It’s #FriendFriday!!!  This week I’m sharing a birth story from my friend Kim Meeks. She and her husband, George, have had an incredible journey with her daughter. Mary Farris was born at 25 weeks gestation, 15 full weeks premature. Kim shares her story here:

It was a normal pregnancy for the first 6 months.  My husband and I were thrilled about expecting our first (and only) child. We found out at 22 weeks that we would be having a girl.  We were unaware, however, that she would be born 3 weeks later.

13550893811764On May 25, 2008, I was diagnosed with HELLP syndrome, a rare and possibly fatal form of pre-eclampsia.  I was taken by ambulance from our local hospital to a St. Thomas Midtown.
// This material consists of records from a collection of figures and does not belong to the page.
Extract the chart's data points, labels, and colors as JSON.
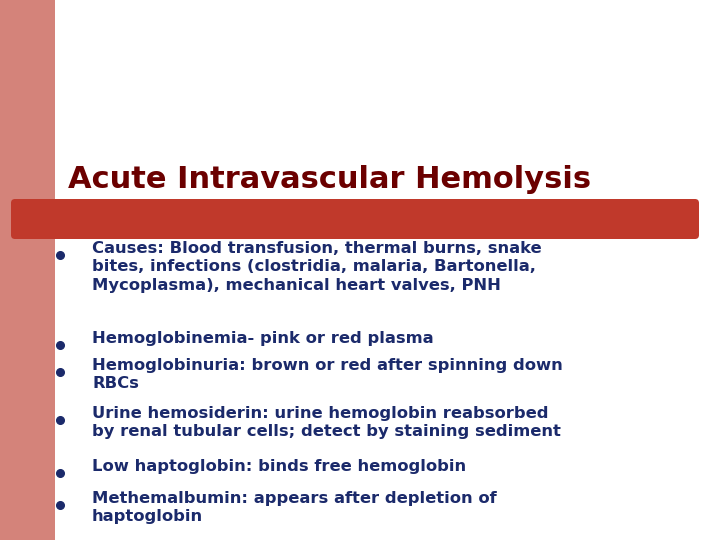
{
  "title": "Acute Intravascular Hemolysis",
  "title_color": "#6B0000",
  "title_fontsize": 22,
  "bar_color": "#C0392B",
  "background_color": "#FFFFFF",
  "left_bar_color": "#D4837A",
  "top_rect_color": "#D4837A",
  "bullet_color": "#1B2A6B",
  "bullet_fontsize": 11.8,
  "bullets": [
    "Causes: Blood transfusion, thermal burns, snake\nbites, infections (clostridia, malaria, Bartonella,\nMycoplasma), mechanical heart valves, PNH",
    "Hemoglobinemia- pink or red plasma",
    "Hemoglobinuria: brown or red after spinning down\nRBCs",
    "Urine hemosiderin: urine hemoglobin reabsorbed\nby renal tubular cells; detect by staining sediment",
    "Low haptoglobin: binds free hemoglobin",
    "Methemalbumin: appears after depletion of\nhaptoglobin"
  ]
}
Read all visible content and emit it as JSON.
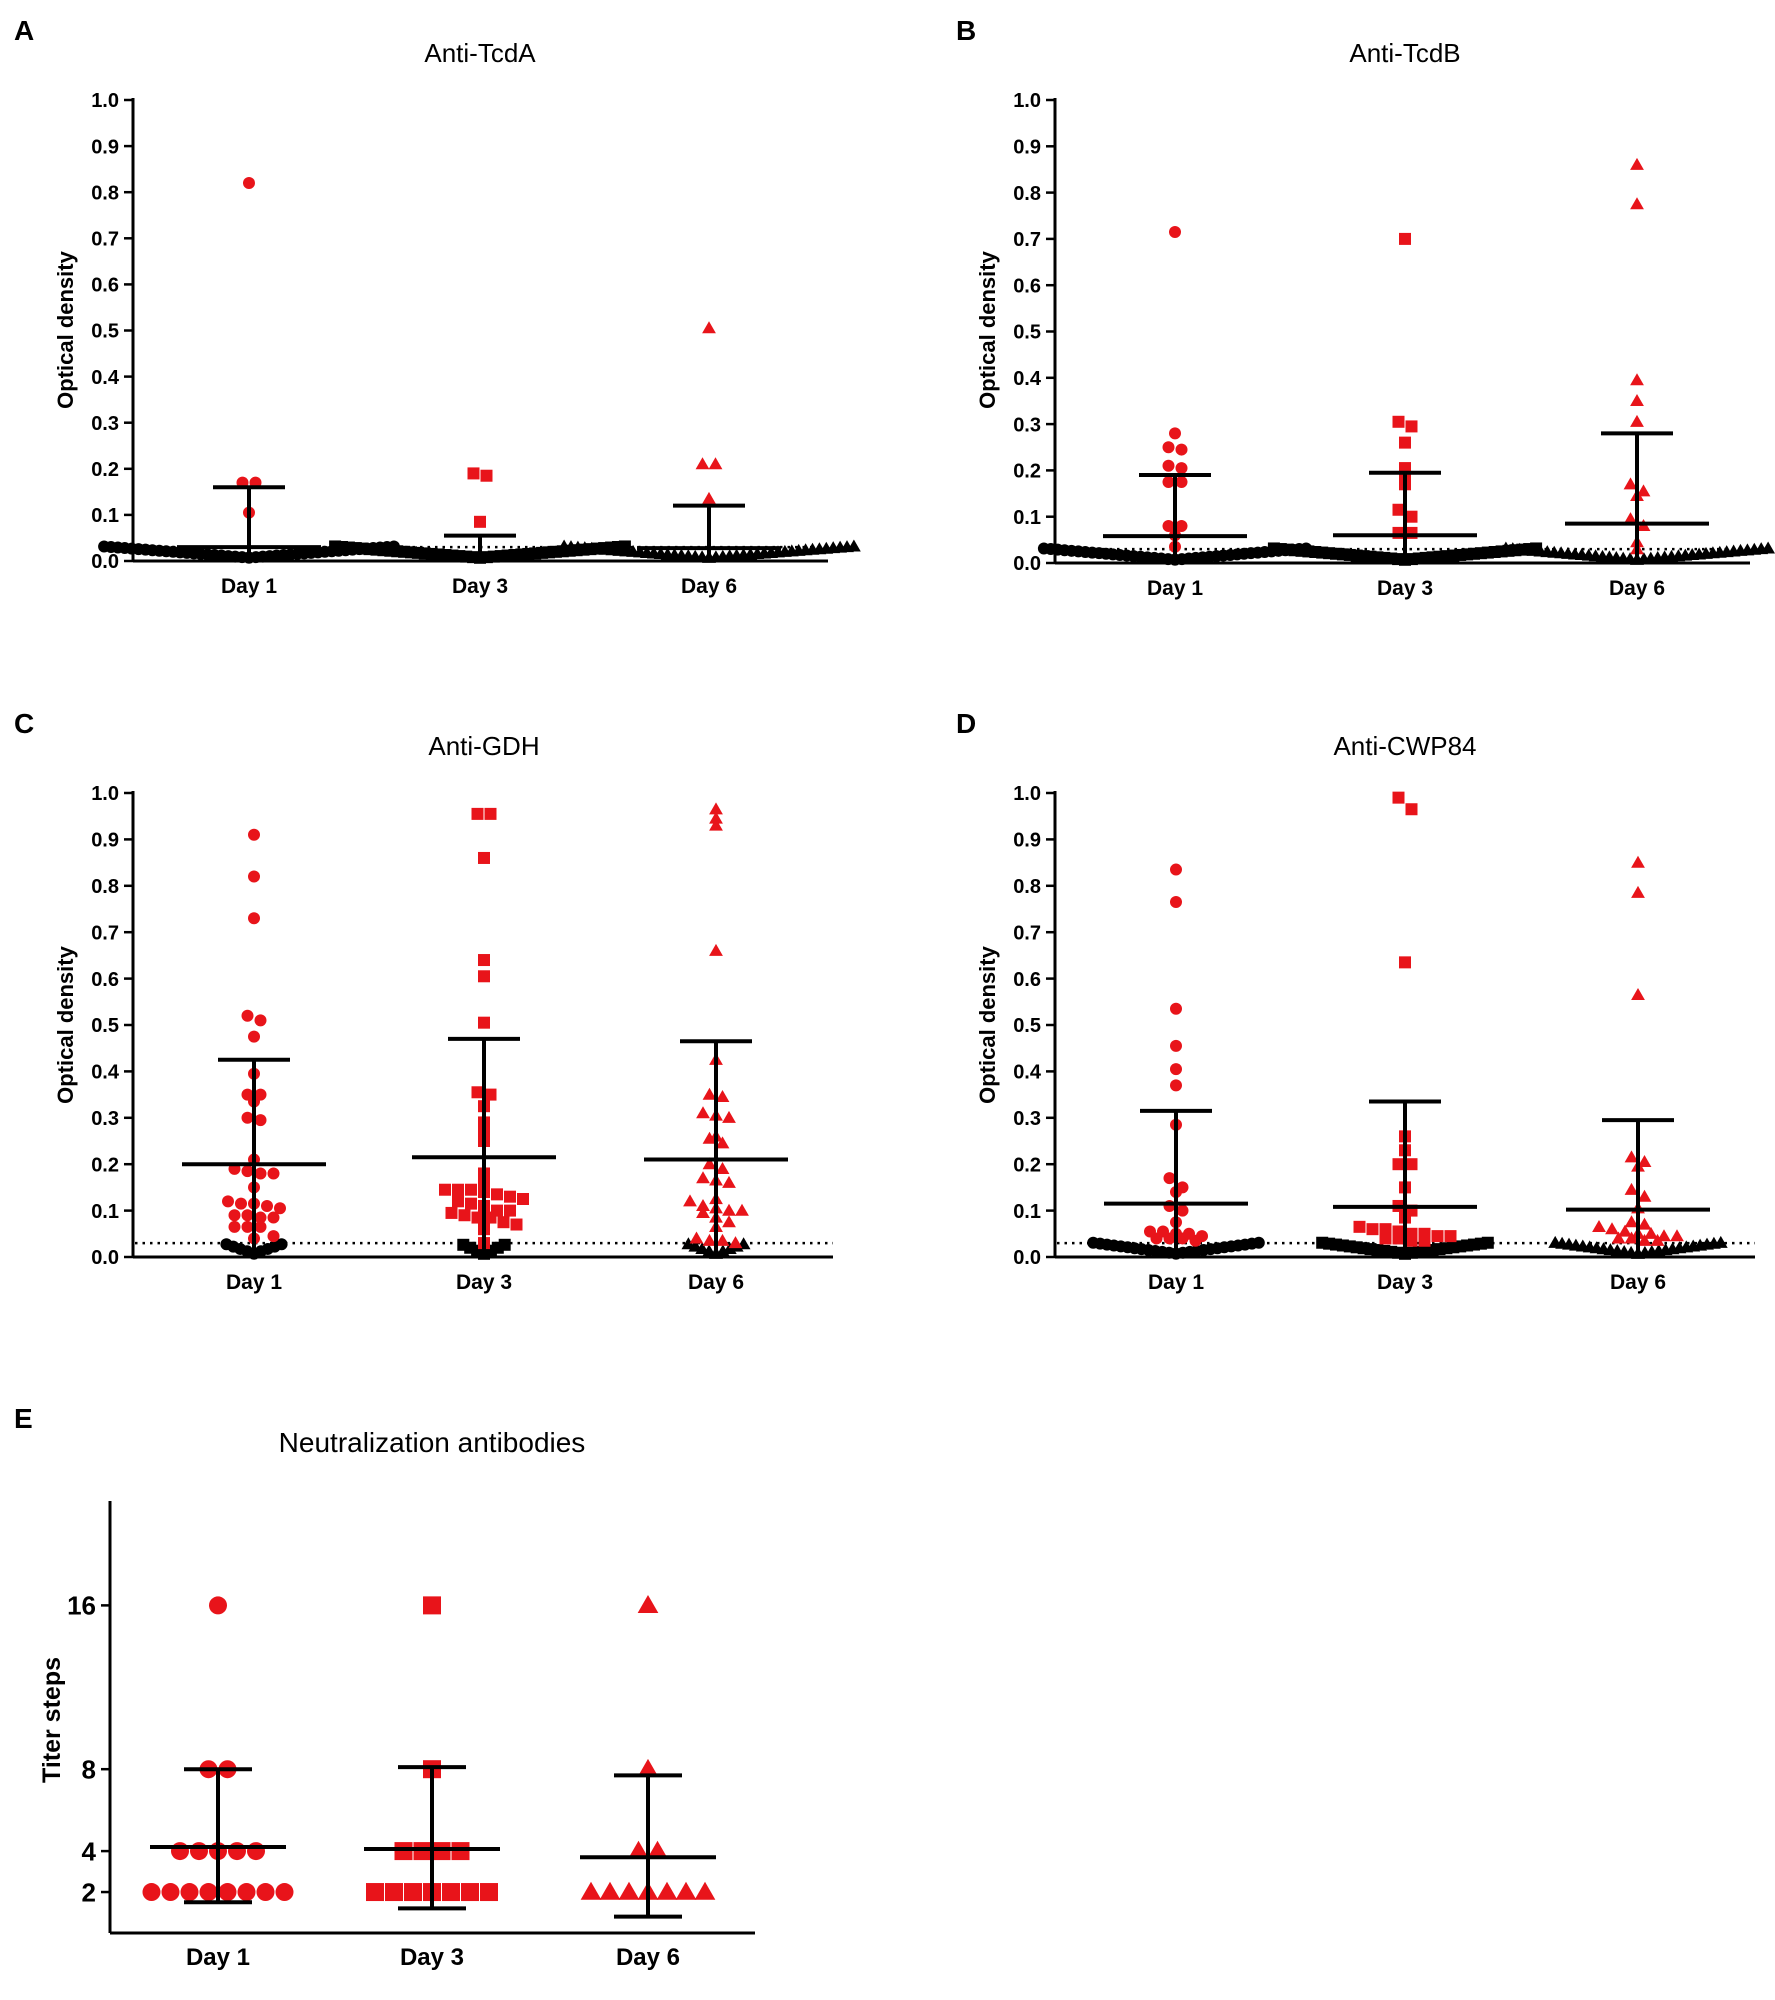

My husband was told that an emergency c-section was necessary to save not only my life, but to attempt to save the life of our unborn child.  Mary Farris was born at 25 weeks gestation, weighing only 1 lb. and  3oz.  She was born with a birth defect called choanal atresia.  She had no openings in the back part of her nose, and was unable to breathe on her own.  We were finally able to hold her at 54 days of age.  After 3 months on a ventilator, she pulled out the tube herself and began to breathe through her mouth.  After 148 days, Mary Farris was discharged from the NICU.  We hoped and prayed for the best life she could have, keeping in mind that having a “normal” child was highly unlikely.

She had to have a g-tube placed for nutrition related to her defect, as her mouth was her only airway.  Mary Farris was primarily tube fed until age 3 ½.  She required physical, occupational, speech and feeding therapy.  She attended a special education preschool where she could continue to receive some of these services during the school day.  She also had the benefit of 3 years of early intervention services.  In her first 5 years, she had 11 surgeries.

Last year, Mary Farris was transferred to a regular kindergarten class and is keeping up with her peers now in 1st grade.  She met all of her goals in physical therapy and was discharged, and they plan on meeting occupational therapy goals soon.  She is now 6 years old.  We felt after all of her days in the hospital, that she is partly their baby, too.  For this reason, we celebrate her birthday with the NICU staff every year.  Mary Farris says she wants to be a veterinarian when she grows up.

Through all of the experiences with Mary Farris, I have become very active in the g-tube community helping other parents adapt to their new “norm”.   I also was inspired by our experience in the NICU to go back to school.  I will graduate from nursing school in December.  Our story will come full circle when I begin my job as a NICU nurse.